02:31 It might seem like subtle difference, but in this detail lies one of the keys to the rotary engine making so much power out of a seemingly small capacity.
02:42 It also affects the fuel system requirements, though.
02:46 Or specifically what we're talking about here, the fuel injector requirements.
02:50 Since the rotary engine has a combustion happening twice as often as a piston engine, there's only half of the time available for the injector to deliver the fuel to the engine.
03:03 Coupled with this, a 13B for example, only has two rotors, so if that two-rotor engine is producing the same power as a four-cylinder engine, each rotor is essentially producing twice the power of each cylinder on the piston engine, and here's the fuel requirements increase further.
03:24 This is why we usually see two injectors per rotor.

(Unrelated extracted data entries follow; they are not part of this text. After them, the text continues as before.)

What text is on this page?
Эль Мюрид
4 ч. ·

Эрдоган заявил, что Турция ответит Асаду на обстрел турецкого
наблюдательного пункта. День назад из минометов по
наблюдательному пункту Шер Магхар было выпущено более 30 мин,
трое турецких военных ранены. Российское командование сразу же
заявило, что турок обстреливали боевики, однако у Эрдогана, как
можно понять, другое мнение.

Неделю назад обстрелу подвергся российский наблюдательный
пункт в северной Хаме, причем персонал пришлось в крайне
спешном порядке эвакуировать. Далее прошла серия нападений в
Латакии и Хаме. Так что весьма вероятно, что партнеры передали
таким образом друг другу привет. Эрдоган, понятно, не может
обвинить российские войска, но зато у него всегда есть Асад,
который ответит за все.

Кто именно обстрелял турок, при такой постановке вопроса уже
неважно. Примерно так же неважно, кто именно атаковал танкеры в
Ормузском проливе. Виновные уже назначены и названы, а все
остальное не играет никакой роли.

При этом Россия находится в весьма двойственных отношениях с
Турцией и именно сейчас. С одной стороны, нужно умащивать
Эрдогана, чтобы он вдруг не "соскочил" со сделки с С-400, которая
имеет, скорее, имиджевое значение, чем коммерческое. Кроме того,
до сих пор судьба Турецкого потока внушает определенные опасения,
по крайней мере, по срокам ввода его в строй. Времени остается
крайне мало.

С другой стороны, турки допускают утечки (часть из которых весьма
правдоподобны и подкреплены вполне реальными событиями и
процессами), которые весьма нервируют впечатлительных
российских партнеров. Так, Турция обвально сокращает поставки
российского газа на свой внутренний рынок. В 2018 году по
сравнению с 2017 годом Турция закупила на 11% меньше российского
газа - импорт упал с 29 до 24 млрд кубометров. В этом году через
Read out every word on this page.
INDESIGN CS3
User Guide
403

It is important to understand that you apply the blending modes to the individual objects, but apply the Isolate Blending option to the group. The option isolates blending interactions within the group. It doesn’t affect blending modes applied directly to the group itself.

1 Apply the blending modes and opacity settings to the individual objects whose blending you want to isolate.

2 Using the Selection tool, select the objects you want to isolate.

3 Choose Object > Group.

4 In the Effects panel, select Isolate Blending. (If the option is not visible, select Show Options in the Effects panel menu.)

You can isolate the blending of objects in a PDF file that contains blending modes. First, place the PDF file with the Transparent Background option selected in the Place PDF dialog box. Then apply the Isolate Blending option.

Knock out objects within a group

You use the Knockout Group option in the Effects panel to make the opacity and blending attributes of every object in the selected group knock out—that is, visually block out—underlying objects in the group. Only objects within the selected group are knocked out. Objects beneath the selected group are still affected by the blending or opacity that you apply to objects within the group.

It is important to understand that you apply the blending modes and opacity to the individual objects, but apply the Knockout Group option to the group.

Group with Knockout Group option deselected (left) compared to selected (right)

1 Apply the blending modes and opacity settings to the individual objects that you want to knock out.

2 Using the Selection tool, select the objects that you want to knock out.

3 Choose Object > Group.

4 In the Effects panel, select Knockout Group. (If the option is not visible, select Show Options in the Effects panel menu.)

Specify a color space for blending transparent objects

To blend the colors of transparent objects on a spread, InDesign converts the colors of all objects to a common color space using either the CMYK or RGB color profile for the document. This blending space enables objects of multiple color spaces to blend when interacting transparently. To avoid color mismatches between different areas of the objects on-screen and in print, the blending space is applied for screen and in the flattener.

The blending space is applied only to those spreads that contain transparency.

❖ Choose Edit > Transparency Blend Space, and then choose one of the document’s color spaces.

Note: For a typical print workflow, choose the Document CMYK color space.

03:28 This is called staged injection, and allows a smaller, primary injector to be used when fuel demands aren't that high.
03:36 As engine RPM and power increase, so does the fuel demand, and the secondary injectors begin adding fuel too, in order to keep up with engine's demands.
03:48 While it may be possible to supply all the engine's fuel requirements using a single injector, that injector would need to be very large, and this can make it hard to control it idle and cruise.